Samira memiliki kelebihan dalam menerapkan permainan detil di bagian sudut busana muslimnya, baik itu dibagian sudut lengan atau sudut kerah dan sudut lainnya yang kadang dilupakan banyak orang.

Selain fokus di permainan detil, wanita kelahiran 24 Agustus 1981 ini juga memilih sistem tabrak warna di setiap modelnya. Misalkan; jika baju berwarna coklat lazimnya berpasangan dengan kerudung berwarna coklat muda, Samira sebaliknya. Ia bisa saja memadukan baju warna coklat dengan kerudung warna hijau.

“Saya melihatnya dari sisi design. Segala sesuatu yang senada itu membosankan. Dunia fashion itu tidak terkotak harus begini dan begitu. Warna kontras dengan sistem tabrak warna itu jadi perhatian orang. Kalau kombinasi biasa saja, ya nggak menarik bagi saya” kata Samira.

Ide awal tabrak warna yang diterapkan Samira itu bermula ketika ia banyak mengamati benda yang ada disekitarnya. “Saya melihat kembang di pot. Kembang warna ini dan pot warna itu, keduanya saling tabrak warna. Saya juga lihat kemacetan di jalan, disana ada banyak warna. Itu semua ide bagi saya,” tutur Samira.

Awal tahun 2008 dengan mengambil brand dari nama baju kebesaran para raja Babilonia, Tuneeca, pasar online pun digarap dengan target pasar masyarakat muslim di luar negeri.

Selain memasarkan busna melalui jalur online, jalur offline pun digarap. Beberapa model hasil kreasi Samira lantas dipajang di beberapa butik di Jakarta dan toko fashion di bilangan Dago Bandung.

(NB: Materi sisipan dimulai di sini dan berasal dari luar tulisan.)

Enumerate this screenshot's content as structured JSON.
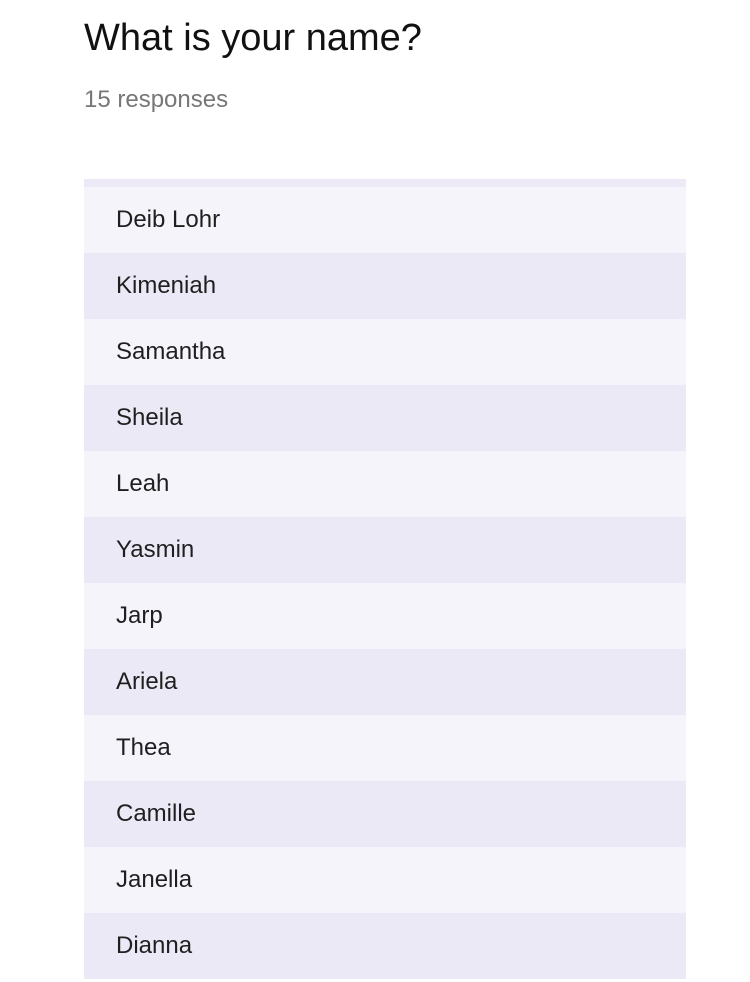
{
  "question": {
    "title": "What is your name?",
    "response_count": "15 responses"
  },
  "responses": [
    "Deib Lohr",
    "Kimeniah",
    "Samantha",
    "Sheila",
    "Leah",
    "Yasmin",
    "Jarp",
    "Ariela",
    "Thea",
    "Camille",
    "Janella",
    "Dianna"
  ],
  "colors": {
    "row_odd": "#f6f4fb",
    "row_even": "#ece9f7",
    "muted_text": "#777777"
  }
}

Namun tidak ada yang bisa diharapkan dari kedua jalur itu baik online maupun offline. Kalaupun terjual kisaran perbulannya antara satu hingga lima busana.

Samira lantas ditawari salah satu outlet di Abdurahman Bin Auf Trade Centre (ATECE) Banceuy, Bandung, September 2008. Sayangnya pengunjung yang datang masih sedikit. Selang 3 bulan outlet pun ditutup.

Seiring waktu berjalan, jika jalur offline tampak kurang mengembirakan, bisnis jalur online mengalami respon positif. Enam bulan setelah penayangan situs, ada seorang muslim dari Amerika yang ingin memesan. Dari 20 model yang dipajang di situs, 8 diantaranya telah dipesan oleh orang tersebut. Tak lama berselang seorang muslim dari Malaysia tertarik dengan busana muslim Tuneeca. Ia kemudian memesan beberap model.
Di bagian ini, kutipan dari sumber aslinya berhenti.